Whole grains come packed with vitamins, minerals, amino acids, and fiber. But make sure they’re whole and unrefined so you get the full benefits. The ancient Greeks were fans of barley, which is one of the most nutrient-dense grains available. Other top choices include whole oats, whole wheat, buckwheat, bulgur, spelt, and quinoa.
 

Fresh Produce

Whether you hit the produce section in your local market, support your neighborhood farm or CSA, or take a look at what’s hot at Melissa’s Produce. Stocking up on seasonal selections and hearty leafy greens are the backbone of this diet. You also should be mindful of sourcing certain produce organically. This protects you from ingesting excess chemicals and pesticides.

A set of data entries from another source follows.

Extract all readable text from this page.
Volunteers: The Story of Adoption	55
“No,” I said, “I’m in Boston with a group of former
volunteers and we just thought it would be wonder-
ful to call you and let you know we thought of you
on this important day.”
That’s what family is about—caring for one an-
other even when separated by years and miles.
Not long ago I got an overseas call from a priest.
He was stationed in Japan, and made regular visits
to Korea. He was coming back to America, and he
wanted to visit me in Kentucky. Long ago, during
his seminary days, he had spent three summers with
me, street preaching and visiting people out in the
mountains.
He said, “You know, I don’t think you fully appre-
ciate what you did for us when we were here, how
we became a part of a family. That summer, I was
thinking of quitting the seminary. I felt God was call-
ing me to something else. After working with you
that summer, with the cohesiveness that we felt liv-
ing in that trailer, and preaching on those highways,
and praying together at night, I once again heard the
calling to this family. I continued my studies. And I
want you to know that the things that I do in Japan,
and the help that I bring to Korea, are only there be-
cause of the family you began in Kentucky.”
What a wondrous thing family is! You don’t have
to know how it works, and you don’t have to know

The Environmental Working Group’s annual guide to pesticides in produce gives you a great place to start.
 

Build Your Community

It may have nothing to do with food, but community bonds are one of the main factors of longevity in the Mediterranean. Whether you’re gathering in person or opting for a group zoom, community is a main tenant of the Mediterranean Diet.
 

Wine Down

Although studies aren’t totally conclusive as to how healthy red wine is, it is rich in antioxidants. And what better way to expand yourself socially than sipping it with a friend over a nice meal. So many of the tenants of the Mediterranean Diet go hand-in-hand.